On 30/03/15 22:15, Anthony Hall wrote:

Thanks Rob

My problem is that I need a lexical translation scheme that is not just specific to Z, but one that makes sense for any of the open-ended set of languages that ProofPower supports. I certainly don’t want to translate ASCII characters to non-ASCII.

 

I just don’t think ISO Z got this right.

I’m certainly not going to disagree with you there!


I don't think ISO is quite right either.  Generally in text, I do think the minus operator (whether prefix or infix) should be the '−' character (0x2212 MINUS SIGN).  I've had the misfortune to write a lot of technical documents with Word and a normal ASCII dash '-' (0x2D HYPHEN-MINUS) just isn't wide enough for minus, so I am fairly used to doing Insert -> Symbol -> Minus sign.  In OpenOffice, ASCII dash is wide enough with a few fixed-width fonts (Courier, Nimbus Mono L) however with others (Liberation Mono, DejaVu Sans Mono) it is not and nor is it with variable-width fonts.

With Fuzz, it appers that ASCII '-' (0x2D HYPHEN-MINUS) is mark up for a full width minus sign, so the problem with writing non-ASCII is avoided.

It is easy to design a grammar that allows the same symbol (a minus sign) to function both as an infix operator and a prefix operator. However, I failed to realise the importance of this before the Standards committee ran off and committed to the backwards incompatible change that gave you “a lot of trouble".

I do sometimes wonder what they thought they were up to. I think sometimes people get so deep into solving a problem that they can’t step back and see that the problem isn’t real at all. As you say, a single symbol can perfectly well be used – and is, by everyone else in the world.


Spivey uses one symbol for both unary and binary minus but the unary minus is an ordinary function.  Presumably the Standards committee wanted a template for unary minus so that, for example,
  − − x
is not parsed as
  (− −) x
which seems sensible.  The Standard also requires that the mapping from operator words in templates to tokens is a function.  This prevents '−' from being both the PRE and I tokens, so can't be used in both prefix and infix templates.  The reason for this, I suspect, is all tied up with the Z concrete syntax: using '−' for both prefix and infix minus would make
  f − x
ambiguous — is that
  App (f, − x)
or
  App (_ − _, (f, x))
?
Tightening up the concrete syntax to allow operator words to be reused in templates would require a little thought.  Alternatively, perhaps operator words could be reused by defining a fixed precedence on operator word tokens with the same word, for example, an I token takes priority over a PRE token.  After all,
  f − x
should never be parsed as
  f (− x)

Regards,

Phil

As I said in a recent post to Phil Clayton, I abandoned my half-hearted hopes of providing Unicode support for ProofPower in general and some level of interoperability between ProofPower-Z and ISO Z at the same time.
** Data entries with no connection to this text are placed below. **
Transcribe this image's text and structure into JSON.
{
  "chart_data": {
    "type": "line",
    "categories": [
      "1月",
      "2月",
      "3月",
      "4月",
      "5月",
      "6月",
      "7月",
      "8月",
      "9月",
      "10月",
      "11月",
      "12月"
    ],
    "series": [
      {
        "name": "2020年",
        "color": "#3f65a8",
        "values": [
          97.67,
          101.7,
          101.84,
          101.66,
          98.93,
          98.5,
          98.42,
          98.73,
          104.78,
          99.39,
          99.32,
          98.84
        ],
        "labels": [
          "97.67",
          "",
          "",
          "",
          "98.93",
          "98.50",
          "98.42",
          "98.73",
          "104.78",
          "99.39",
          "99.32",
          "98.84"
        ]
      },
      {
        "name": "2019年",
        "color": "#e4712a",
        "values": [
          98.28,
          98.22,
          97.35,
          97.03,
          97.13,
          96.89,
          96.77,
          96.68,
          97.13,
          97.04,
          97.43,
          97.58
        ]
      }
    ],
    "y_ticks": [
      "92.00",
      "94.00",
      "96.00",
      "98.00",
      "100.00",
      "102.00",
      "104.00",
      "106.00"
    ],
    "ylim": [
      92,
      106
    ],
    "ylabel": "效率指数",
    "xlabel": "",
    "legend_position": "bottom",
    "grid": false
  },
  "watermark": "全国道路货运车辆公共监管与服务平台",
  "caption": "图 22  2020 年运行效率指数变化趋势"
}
Inside ProofPower, interoperability with ISO Z and ProofPower-Z is best implemented using parsed syntax trees rather than lexical token streams.

I can see the force of that – in fact the “lot of trouble” was precisely having to parse the specification rather than just lex it.

 

Of course, perhaps one day, the Z Word Tools as a common front-end will also be an option.

The trouble is that to go from ProofPower to ISO Z that translation would have to be done, and again I would have to have a parse tree from ProofPower to do it. I haven’t thought any more since our conversations of years ago about how a ZWT / Proofpower interface might work (and maybe such a thing wouldn’t be useful anyway), so my post was a bit of a knee-jerk reaction hoping to forestall a difficulty that will surely arise if we were ever to attempt such a thing. But I understand that force of your argument. The problem is certainly on the ISO Z side, and not of ProofPower’s makng!

 

If you do ever think a Word interface would be useful, do get in touch, but I won’t hold my breath. I’ve not done any development on ZWT for ages – I don’t know whether anyone is using it in anger, though it still has a trickle of downloads.